GrayRobinson” - “The Orlando, Florida-based law firm GrayRobinson, P.A., has notified the Maine Attorney General about a data breach affecting 65,113 individuals, including 52 Maine residents. Among those individuals, 54,131 people had their protected health information exposed in the incident. In its substitute data breach notice, GrayRobinson explained that unauthorized access to its network was detected on or around March 24, 2025. Immediate steps were taken to secure its network, and assisted by third-party cybersecurity specialists, the incident was investigated to determine the extent to which sensitive information had been compromised.”
- “The investigation confirmed that its network was accessed by an unauthorized third party between March 5, 2025, and March 24, 2025, and during that time, files containing personal and protected health information were exfiltrated from its network. The data was reviewed, and on April 13, 2026, the file review concluded and determined that full names, dates of birth, Social Security numbers, driver’s license numbers, state and government ID numbers, financial account information, medical information, and health insurance information were involved.”

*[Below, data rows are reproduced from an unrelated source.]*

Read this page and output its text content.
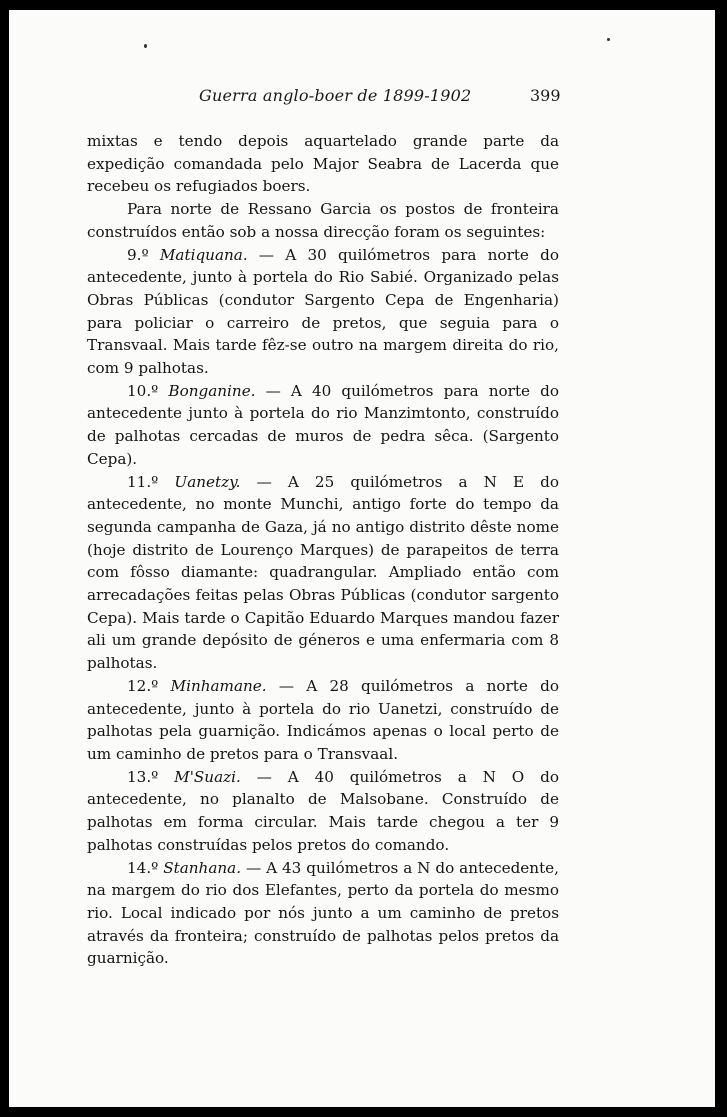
Guerra anglo-boer de 1899-1902	399

mixtas e tendo depois aquartelado grande parte da expedição comandada pelo Major Seabra de Lacerda que recebeu os refugiados boers.

Para norte de Ressano Garcia os postos de fronteira construídos então sob a nossa direcção foram os seguintes:

9.º Matiquana. — A 30 quilómetros para norte do antecedente, junto à portela do Rio Sabié. Organizado pelas Obras Públicas (condutor Sargento Cepa de Engenharia) para policiar o carreiro de pretos, que seguia para o Transvaal. Mais tarde fêz-se outro na margem direita do rio, com 9 palhotas.

10.º Bonganine. — A 40 quilómetros para norte do antecedente junto à portela do rio Manzimtonto, construído de palhotas cercadas de muros de pedra sêca. (Sargento Cepa).

11.º Uanetzy. — A 25 quilómetros a N E do antecedente, no monte Munchi, antigo forte do tempo da segunda campanha de Gaza, já no antigo distrito dêste nome (hoje distrito de Lourenço Marques) de parapeitos de terra com fôsso diamante: quadrangular. Ampliado então com arrecadações feitas pelas Obras Públicas (condutor sargento Cepa). Mais tarde o Capitão Eduardo Marques mandou fazer ali um grande depósito de géneros e uma enfermaria com 8 palhotas.

12.º Minhamane. — A 28 quilómetros a norte do antecedente, junto à portela do rio Uanetzi, construído de palhotas pela guarnição. Indicámos apenas o local perto de um caminho de pretos para o Transvaal.

13.º M'Suazi. — A 40 quilómetros a N O do antecedente, no planalto de Malsobane. Construído de palhotas em forma circular. Mais tarde chegou a ter 9 palhotas construídas pelos pretos do comando.

14.º Stanhana. — A 43 quilómetros a N do antecedente, na margem do rio dos Elefantes, perto da portela do mesmo rio. Local indicado por nós junto a um caminho de pretos através da fronteira; construído de palhotas pelos pretos da guarnição.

- “GrayRobinson said it had taken many precautions to protect against unauthorized access to its systems and data, and continually evaluates and modifies its practices and internal controls to enhance security and ensure the privacy of sensitive information. Complimentary credit monitoring and identity theft protection services have been made available. Notification letters started to be sent to the affected individuals on April 24, 2026.”